CRÉATION D’EL BESTANDJIA
L’année 1983 restera une phase importante dans l’histoire du malouf à Constantine puisqu’elle marquera la création de l’association El Bestandjia de la musique citadine. Rachid Boukhouiete sera l’un de ses fondateurs avec Abdelmoumen Bentobbal, Abdelmadjid Djezzar, Mohamed Hamma et Bachir Benamara. L’association crée en hommage à Ahmed Bestandji, était l’une des rares à l’époque qui s’est fixé comme principal objectif la formation de jeunes talents pour la préservation du malouf, mais aussi pour assurer la relève. «Il y avait beaucoup de jeunes qui s’intéressaient au malouf à cette époque et il y avait une forte demande pour la formation, chose qui nous a poussés à assumer cette mission en l’absence d’autres formations à Constantine qui n’avaient aucun intérêt pour ce travail nécessitant aussi des moyens et surtout une passion et une disponibilité», nous a rappelé Mohamed Hamma.
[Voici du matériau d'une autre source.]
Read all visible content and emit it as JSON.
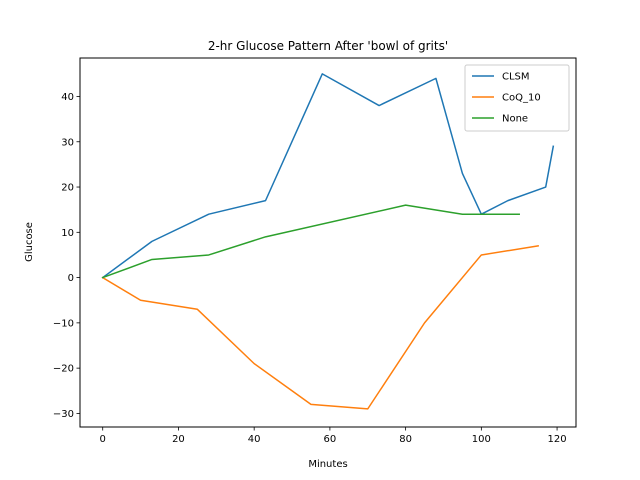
{
  "chart_data": {
    "type": "line",
    "title": "2-hr Glucose Pattern After 'bowl of grits'",
    "xlabel": "Minutes",
    "ylabel": "Glucose",
    "xlim": [
      -6,
      125
    ],
    "ylim": [
      -33,
      48.5
    ],
    "xticks": [
      0,
      20,
      40,
      60,
      80,
      100,
      120
    ],
    "yticks": [
      -30,
      -20,
      -10,
      0,
      10,
      20,
      30,
      40
    ],
    "grid": false,
    "legend_position": "top-right",
    "series": [
      {
        "name": "CLSM",
        "color": "#1f77b4",
        "x": [
          0,
          13,
          28,
          43,
          58,
          73,
          88,
          95,
          100,
          107,
          117,
          119
        ],
        "y": [
          0,
          8,
          14,
          17,
          45,
          38,
          44,
          23,
          14,
          17,
          20,
          29
        ]
      },
      {
        "name": "CoQ_10",
        "color": "#ff7f0e",
        "x": [
          0,
          10,
          25,
          40,
          55,
          70,
          85,
          100,
          115
        ],
        "y": [
          0,
          -5,
          -7,
          -19,
          -28,
          -29,
          -10,
          5,
          7
        ]
      },
      {
        "name": "None",
        "color": "#2ca02c",
        "x": [
          0,
          13,
          28,
          43,
          80,
          95,
          110
        ],
        "y": [
          0,
          4,
          5,
          9,
          16,
          14,
          14
        ]
      }
    ]
  }
}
Cette mission de formation sera assurée par Abdelmoumen Bentobbal et Rachid Boukhouiete. La réussite ne se fera pas attendre, puisque El Bestandjia aura une réputation d’une véritable école qui donnera plusieurs noms au malouf à Constantine, à l’instar de Toufik Touati, Ahmed Aouabdia, Rachid Boutas, Bensemmar et autres. Parallèlement à ces activités au sein d’El Bestandjia, Rachid Boukhouiete, ayant une parfaite connaissance du répertoire musical constantinois, sera sollicité pour prendre part à l’enregistrement des noubas du malouf mené à la fin des années 1990 par le ministère de la Culture pour la préservation du patrimoine musical national, avec la contribution de Kaddour Darsouni, Mohamed-Tahar Fergani et Abdelmoumen Bentobbal. En 2001, Boukhouiete rejoindra l’association Ichbilia, présidée par le regretté Ahmed Remita, au sein de laquelle il assurera la direction artistique, et prendra part à l’organisation par cette même association de festivals de hawzi et de mahdjouz, sous l’égide du défunt Conseil consultatif culturel de la wilaya de Constantine
UN PARFAIT PÉDAGOGUE AU CONSERVATOIRE
L’ouverture en octobre 2003 du Conservatoire communal de Constantine, qui portera dès 2005 le nom d’Abdelmoumen Bentobbal, donnera à Rachid Boukhouiete toute la latitude pour montrer ses aptitudes de parfait pédagogue. «Nous avions suivi trois mois de solfège accéléré ; Boukhouiete avait la grande ambition de former un orchestre au Conservatoire ; il veillait à la présence de tous ses élèves dont il demandait de leurs nouvelles en cas d’absence ; il était très méticuleux et insistait beaucoup sur le sérieux et l’assiduité. Il ne voulait pas que ses élèves abandonnent. On préparait minutieusement le spectacle de fin d’année», témoigne Adam Benelmouffok, un de ses anciens élèves. Le travail au Conservatoire portera ses fruits, avec de brillantes participations de son orchestre aux festivals du malouf organisés à Constantine. «Rachid Boukhouiete a toujours oeuvré pour que le malouf soit enseigné d’une manière académique et joué en solfège. Il veillait au respect strict de la prononciation et du jeu ; il avait une méthodologie dans l’enseignement du malouf avec un esprit académique pour la transmission de la nouba telle qu’elle était sans aucune déformation ; dans la classe des violonistes qu’il avait dirigée, la discipline et la rigueur étaient les maîtres mots dans ses cours ; il veillait surtout sur l’esprit de l’orchestre ; il ramenait aussi des instruments, c’était lui qui avait introduit le rebab au Conservatoire ; c’était un formateur qui donnait sans contrepartie», poursuit Adam Benelmouffok. En neuf ans de présence au Conservatoire, Rachid Boukhouiete n’a raté qu’un seul vendredi. Celui durant lequel il est tombé malade. À partir de 2012, il devrait subir des séances de dialyse. À ses anciens élèves qui lui rendaient visite, il disait toujours qu’il viendrait un jour au Conservatoire. C’était son rêve le plus cher. Il partira le 30 décembre 2020, en silence et dans la plus grande discrétion, comme il avait toujours vécu dans sa vie.